LATEST SUB-BLOG FROM FAKEJANE (a faux version of me, evil, bitter, insecure...ok, not that faux)
"I'm being forced to leave the office to go out and actually interview someone. In person. The bosses don't want that 'deer in the headlights' thing we do so much, where I interview an analyst via satellite as he stares straight into the camera against a neon lemon backdrop with corporate logos scattered about. What's wrong with that? Why do I have to get up out of my chair? I almost have this sudoku finished, and I hate actually having to meet people. They always want to shake your hand. Gross. Next thing I know they're going to want me to stay late for 'On the Money,' and that's about the time I'm supposed to be floating in the pool with a nicely chilled Pinot Grigio. Damn them. Damn them all."
ALSO FAKE... THE ONION.
Yet spoofing news has been a thriving business for The Onion for a very long time. On the Web site I see ads for VW, Corona, and CNN (heh, heh, I could make a comment here about CNN being on a fake news site.)
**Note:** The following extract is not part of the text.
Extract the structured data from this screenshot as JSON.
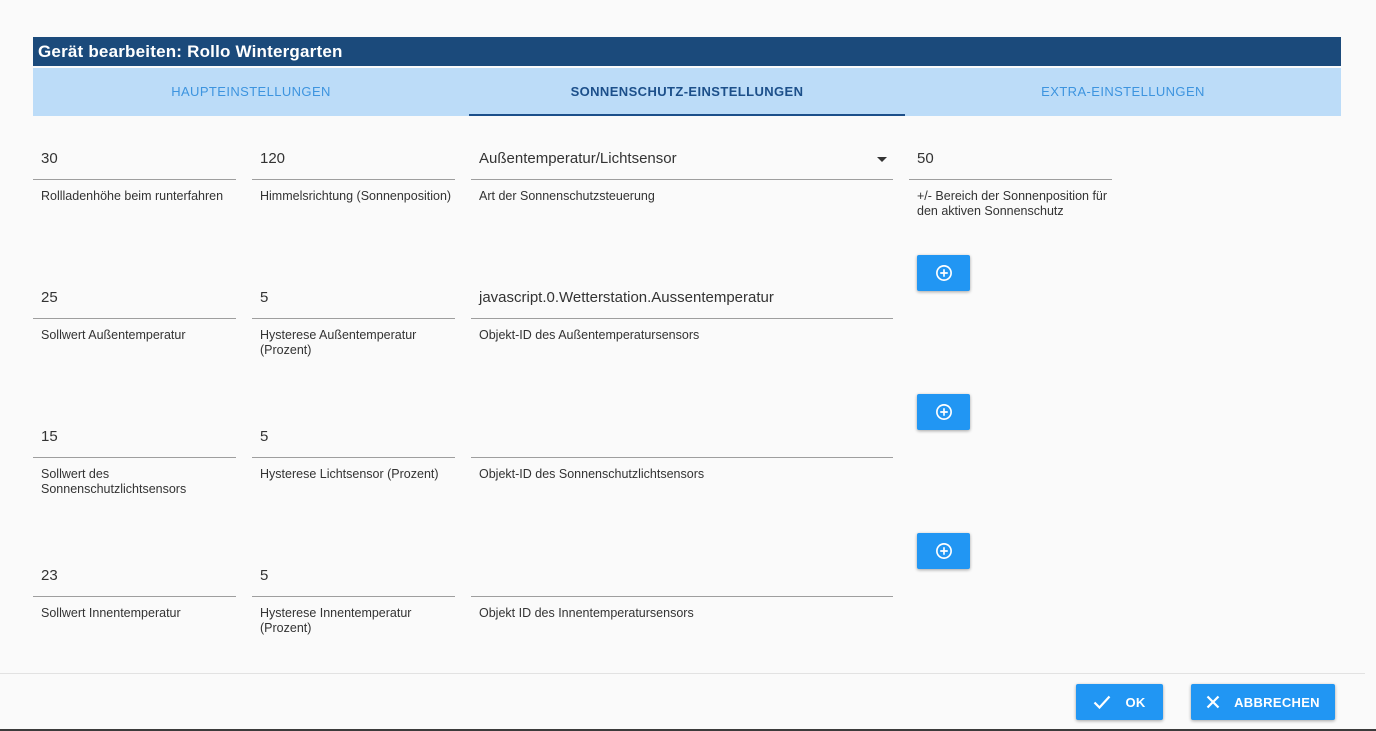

My favorite thing on www.theonion.com right now is how the American Medical Association has revealed that plastic surgery is about to reach a crucial turning point: "...after nearly a half-century of advancements in the field, doctors are now only 'a few years away' from being able to make patients look better, rather than worse, following plastic surgery. Soon, a person will leave the hospital with an appearance that is younger, healthier, and more attractive, instead of looking like some horrific, pinch-faced thing from another world."
FINALLY, WEDDING BELLS FOR BECKY QUICK?
Ok, another fake-out. Financial blogger David Kneupper speculates on his site, www.dkreport.blogspot.com,that while CNBC's Becky Quick on assignment in China, followed Boone Pickens around, they got married: "The CNBC co-anchor will go by her new name, Becky Quick-Pickens."